The video featured popular TikToker Coco Mocoe (@cocomocoe) sitting in her car. “This is a PSA. If you’re ever going to a restaurant, don’t buy drinks at the bar before getting your table with the same card that you plan on using to get the food,” she warned.
From there, she recounted the “humbling” encounter. She explained that she invited her entire family to a “really expensive” restaurant called Ola to celebrate reaching 1 million followers on TikTok. While waiting for her table, she bought drinks for herself, her friends, and her boyfriend. On the drinks alone, she spent $30. When they sat for dinner, she and her family went “all out”—and Mocoe intended to cover the bill.
The server took her card when it was time to pay. Then, she returned with upsetting news. “‘It didn’t go through,'” she whispered to Mocoe. “I’ve never been more humbled before,” Mocoe stated. Fortunately, her mother came to the rescue, covering the $500 bill. However, Mocoe was confused, as she had enough money in her account. Then, her boyfriend offered an answer. “They probably flagged your account for fraud,'” he explained.
Shortly after, Mocoe received a text from her bank stating they had “detected fraud.” Moral of the story? “Make sure you don’t spend money at the bar and then go to the restaurant unless you want to be humbled in front of all your friends and family,” Mocoe concluded.
The Daily Dot reached out to Mocoe via Instagram direct message and TikTok comment. The video garnered over 101,000 views, and viewers cracked jokes in the comments section.
“It’s givinggggggg #WellsFargo,” one viewer joked.
“It’s giving Chase bank w the 30 minute message delay lol,” another quipped.
In addition, others shared times they’ve been in a similar situation.
“This exact thing happened to me while getting a slurpee,” one viewer shared. “I had to call the bank in the 7-11 cuz I already drank some of it.”
“This kind of stuff always happens to me when I’m traveling last time it was too many Apple Pay transactions,” a second commented.
“This happened to me during a late night target run so I tried to use my circle $ and it wiped it out,” a third recalled.

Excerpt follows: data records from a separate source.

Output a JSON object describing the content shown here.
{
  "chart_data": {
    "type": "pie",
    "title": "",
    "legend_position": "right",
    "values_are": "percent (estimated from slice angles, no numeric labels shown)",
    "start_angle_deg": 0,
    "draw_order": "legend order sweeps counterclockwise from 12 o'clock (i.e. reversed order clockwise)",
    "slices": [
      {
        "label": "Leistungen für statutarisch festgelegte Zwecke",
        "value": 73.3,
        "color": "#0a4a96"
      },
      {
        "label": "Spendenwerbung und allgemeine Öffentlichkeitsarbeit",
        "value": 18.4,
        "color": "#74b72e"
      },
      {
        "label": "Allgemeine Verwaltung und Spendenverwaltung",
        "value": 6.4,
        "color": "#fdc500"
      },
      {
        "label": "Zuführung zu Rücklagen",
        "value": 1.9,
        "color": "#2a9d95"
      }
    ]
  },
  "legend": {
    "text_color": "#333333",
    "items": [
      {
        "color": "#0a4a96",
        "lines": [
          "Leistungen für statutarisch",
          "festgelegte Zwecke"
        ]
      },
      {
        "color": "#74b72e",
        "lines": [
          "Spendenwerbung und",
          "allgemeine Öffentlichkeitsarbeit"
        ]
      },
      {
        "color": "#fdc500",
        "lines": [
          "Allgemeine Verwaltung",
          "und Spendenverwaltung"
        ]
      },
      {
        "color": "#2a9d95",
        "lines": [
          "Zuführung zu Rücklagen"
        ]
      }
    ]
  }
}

According to Captial One, several things can trigger a fraud alert. “One of the easiest ways to trigger a fraud alert is using your card on vacation or when you’re traveling for work. But an alert can also happen closer to home if you’re spending money in a ZIP code you don’t usually visit. Most people generally shop in the same areas, and it can set off red flags if you suddenly change your pattern.”
The website continued, “Most people are pretty consistent with their spending, so if you suddenly make a big change in your habits—like buying a new fridge—it could trigger a credit card fraud alert.”